El día había resultado agotador a pesar de la absoluta normalidad de todo el viaje: poco tránsito, un almuerzo delicioso en una parrilla al paso y la siesta a la sombra de los árboles, la orilla fresca por la brisa del río. El dueño de la parrilla también les había dado charla, curioso, pero, como no había preguntado por su mujer, Juan decidió conversar mientras tomaba un poco de vino. Se había sentido mal después de la siesta y durante todo el trayecto hasta Esquina: el calor era inaudito. Pero ahora, cuando pedía una habitación y trataba de hacerle entender al encargado que necesitaba una cama matrimonial para él y otra de una plaza para su hijo y que no importaba el precio, se daba cuenta de que, además, podía necesitar asistencia. Pagó por adelantado y aceptó que alguien más subiera los bolsos por la escalera. En la habitación encendió el televisor para entretener a Gaspar y se acostó en la cama. Sabía cómo evaluar lo que sentía: la arritmia estaba fuera de control, podía escuchar el soplo, ese ruido de esfuerzo, la náusea de las válvulas confundidas, le dolía el pecho, le costaba respirar.
–Gaspar, pasame el bolso –pidió.
Sacó el tensiómetro y comprobó que tenía la presión baja, lo que era bueno. Se acostó en diagonal, la única manera de que sus pies quedaran sobre el colchón, y, antes de tomar las pastillas e intentar descansar, en lo posible dormir, arrancó una hoja del anotador que el hotel dejaba para los huéspedes en la mesa de luz y con la lapicera (decía «Hotel Panambí – Esquina») escribió un número.
–Hijo, escuchame bien. Si no me despierto, quiero que llames a este número.
Gaspar abrió mucho los ojos y después hizo pucheros.
–No llores. Es por si no me despierto, nada más, pero me voy a despertar, ¿está bien?
Sintió que el corazón daba un salto, como si aumentara de velocidad con una palanca de cambios. ¿Iba a poder dormir? Se llevó los dedos al cuello. Ciento setenta, quizá más. Nunca había tenido tantas ganas de morir como ahora, en esa habitación de hotel de provincias, y nunca había tenido tanto miedo de dejar solo a su hijo.

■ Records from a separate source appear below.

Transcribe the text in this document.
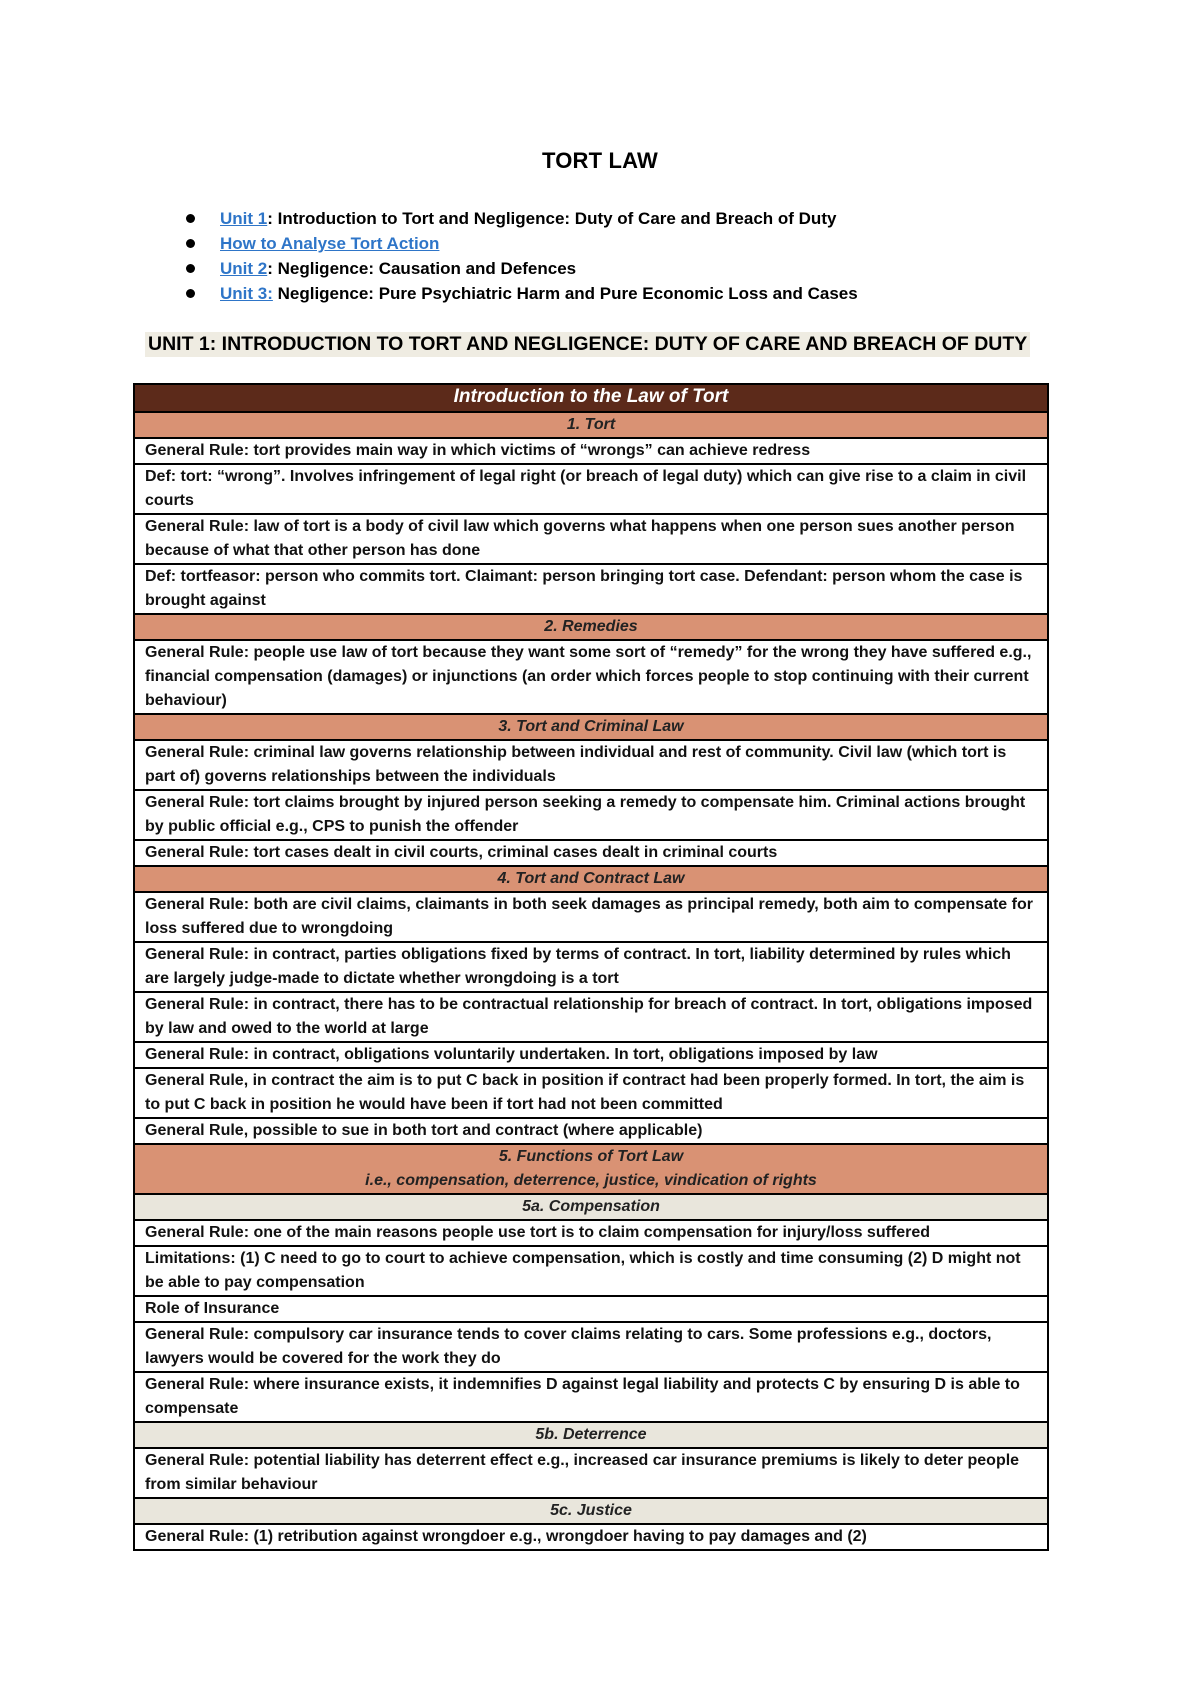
TORT LAW
Unit 1: Introduction to Tort and Negligence: Duty of Care and Breach of Duty
How to Analyse Tort Action
Unit 2: Negligence: Causation and Defences
Unit 3: Negligence: Pure Psychiatric Harm and Pure Economic Loss and Cases
UNIT 1: INTRODUCTION TO TORT AND NEGLIGENCE: DUTY OF CARE AND BREACH OF DUTY
Introduction to the Law of Tort

1. Tort

General Rule: tort provides main way in which victims of “wrongs” can achieve redress
Def: tort: “wrong”. Involves infringement of legal right (or breach of legal duty) which can give rise to a claim in civil courts
General Rule: law of tort is a body of civil law which governs what happens when one person sues another person because of what that other person has done
Def: tortfeasor: person who commits tort. Claimant: person bringing tort case. Defendant: person whom the case is brought against

2. Remedies

General Rule: people use law of tort because they want some sort of “remedy” for the wrong they have suffered e.g., financial compensation (damages) or injunctions (an order which forces people to stop continuing with their current behaviour)

3. Tort and Criminal Law

General Rule: criminal law governs relationship between individual and rest of community. Civil law (which tort is part of) governs relationships between the individuals
General Rule: tort claims brought by injured person seeking a remedy to compensate him. Criminal actions brought by public official e.g., CPS to punish the offender
General Rule: tort cases dealt in civil courts, criminal cases dealt in criminal courts

4. Tort and Contract Law

General Rule: both are civil claims, claimants in both seek damages as principal remedy, both aim to compensate for loss suffered due to wrongdoing
General Rule: in contract, parties obligations fixed by terms of contract. In tort, liability determined by rules which are largely judge-made to dictate whether wrongdoing is a tort
General Rule: in contract, there has to be contractual relationship for breach of contract. In tort, obligations imposed by law and owed to the world at large
General Rule: in contract, obligations voluntarily undertaken. In tort, obligations imposed by law
General Rule, in contract the aim is to put C back in position if contract had been properly formed. In tort, the aim is to put C back in position he would have been if tort had not been committed
General Rule, possible to sue in both tort and contract (where applicable)

5. Functions of Tort Law
i.e., compensation, deterrence, justice, vindication of rights

5a. Compensation
General Rule: one of the main reasons people use tort is to claim compensation for injury/loss suffered
Limitations: (1) C need to go to court to achieve compensation, which is costly and time consuming (2) D might not be able to pay compensation
Role of Insurance
General Rule: compulsory car insurance tends to cover claims relating to cars. Some professions e.g., doctors, lawyers would be covered for the work they do
General Rule: where insurance exists, it indemnifies D against legal liability and protects C by ensuring D is able to compensate
5b. Deterrence
General Rule: potential liability has deterrent effect e.g., increased car insurance premiums is likely to deter people from similar behaviour
5c. Justice
General Rule: (1) retribution against wrongdoer e.g., wrongdoer having to pay damages and (2)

–Es el teléfono de tu tío Luis. Tenés que marcar 9, te da tono y ahí recién marcás el número del tío. Si no me despierto, sacudime. Y si cuando me sacudís no me despierto, lo llamás a él. A él primero, después al señor de abajo, el de la entrada, ¿me entendés?
Gaspar dijo que sí y con el número apretado en el puño se acostó a su lado, cerca, pero lo bastante lejos para no molestarlo.